Thinking = bad. Obey or be punished.
The homogenization of our lived experience in the city, the disappearance of variegated and unexpected interactions with shopkeepers and members of the community, the sensation of being a regular somewhere (that isn’t a bar), where the owner actually knows something about your life and you feel a moral obligation to try as hard as you individually can to keep them in business, these are phenomena that have been lost in almost all of Manhattan. So when real estate brokers try to sell you on the gritty aspect of a neighborhood, what they are really trying to say, without them really understanding it of course, is that the place actually retains a semblance of the Real. There remains a possibility for types of human interactions to occur that aren’t choreographed by late-capitalistic tropes of social exchange, but rather that anything could happen, that someone could say something that might catch you off guard and make you think twice about who you really are. Of course it also means that someone might try to invoke a localized spirit of communism and redistribute whatever possessions happen to be on your person amongst his or her socio-economic peer group. You take the good with the bad I suppose.
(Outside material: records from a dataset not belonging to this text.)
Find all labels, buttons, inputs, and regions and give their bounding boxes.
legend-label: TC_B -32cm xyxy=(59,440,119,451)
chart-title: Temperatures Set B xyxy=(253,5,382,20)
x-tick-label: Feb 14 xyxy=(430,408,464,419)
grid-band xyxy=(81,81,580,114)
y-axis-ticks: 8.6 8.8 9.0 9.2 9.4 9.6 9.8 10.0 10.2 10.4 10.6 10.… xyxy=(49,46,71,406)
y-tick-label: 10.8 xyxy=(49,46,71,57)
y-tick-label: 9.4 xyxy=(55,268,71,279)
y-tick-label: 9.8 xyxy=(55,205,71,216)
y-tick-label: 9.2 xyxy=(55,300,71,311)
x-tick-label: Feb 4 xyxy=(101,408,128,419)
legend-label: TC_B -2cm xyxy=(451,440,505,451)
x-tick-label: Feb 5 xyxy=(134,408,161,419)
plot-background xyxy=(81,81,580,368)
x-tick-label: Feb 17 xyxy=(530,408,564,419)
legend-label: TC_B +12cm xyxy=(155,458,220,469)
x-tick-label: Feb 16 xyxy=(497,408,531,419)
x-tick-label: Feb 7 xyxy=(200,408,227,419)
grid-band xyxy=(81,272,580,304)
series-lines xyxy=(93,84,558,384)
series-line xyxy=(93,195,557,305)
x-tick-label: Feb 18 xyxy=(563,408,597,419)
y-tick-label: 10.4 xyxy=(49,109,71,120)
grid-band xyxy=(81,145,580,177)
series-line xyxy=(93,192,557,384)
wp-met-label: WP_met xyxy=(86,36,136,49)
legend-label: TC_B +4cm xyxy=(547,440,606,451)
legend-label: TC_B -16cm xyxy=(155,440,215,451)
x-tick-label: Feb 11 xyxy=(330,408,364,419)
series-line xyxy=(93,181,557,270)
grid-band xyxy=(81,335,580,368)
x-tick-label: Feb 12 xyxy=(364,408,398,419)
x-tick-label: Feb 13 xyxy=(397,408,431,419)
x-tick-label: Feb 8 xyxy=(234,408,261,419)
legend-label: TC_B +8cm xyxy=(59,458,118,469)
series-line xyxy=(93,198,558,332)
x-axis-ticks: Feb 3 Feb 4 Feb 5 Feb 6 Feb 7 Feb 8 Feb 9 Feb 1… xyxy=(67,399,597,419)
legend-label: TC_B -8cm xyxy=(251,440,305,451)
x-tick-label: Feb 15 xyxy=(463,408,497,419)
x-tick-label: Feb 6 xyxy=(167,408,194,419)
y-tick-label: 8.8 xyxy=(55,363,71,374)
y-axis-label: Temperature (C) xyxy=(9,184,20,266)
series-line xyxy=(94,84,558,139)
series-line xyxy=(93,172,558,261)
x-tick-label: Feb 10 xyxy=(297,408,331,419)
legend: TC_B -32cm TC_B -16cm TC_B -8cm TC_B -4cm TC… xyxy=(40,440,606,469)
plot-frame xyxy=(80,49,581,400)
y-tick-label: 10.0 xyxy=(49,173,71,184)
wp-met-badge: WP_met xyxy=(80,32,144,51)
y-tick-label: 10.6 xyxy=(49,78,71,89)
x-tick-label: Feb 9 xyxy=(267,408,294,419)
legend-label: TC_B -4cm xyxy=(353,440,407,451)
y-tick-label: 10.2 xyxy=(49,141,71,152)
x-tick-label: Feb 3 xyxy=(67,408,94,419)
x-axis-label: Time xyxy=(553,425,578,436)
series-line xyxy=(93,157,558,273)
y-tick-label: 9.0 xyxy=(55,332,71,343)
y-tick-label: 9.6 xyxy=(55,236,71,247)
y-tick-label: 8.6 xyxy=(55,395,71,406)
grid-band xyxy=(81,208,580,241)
People aren’t stupid; they understand what has happened, but no one has codified the history as of yet. For those who refuse to allow themselves to be defined by the market, to be essentialized as a particular class and type of consumer, then the New York City that has emerged out of the 1970’s and 80’s is truly terrifying. The wealthy have little to fear from this emerging urban simulacrum, however, and are probably just enjoying it as much as it was originally planned for them. For those of us, however, whose rent is some obscenely high proportion of their income, or who are levied with a bicycle traffic ticket worth one week’s pay, these are trying times indeed.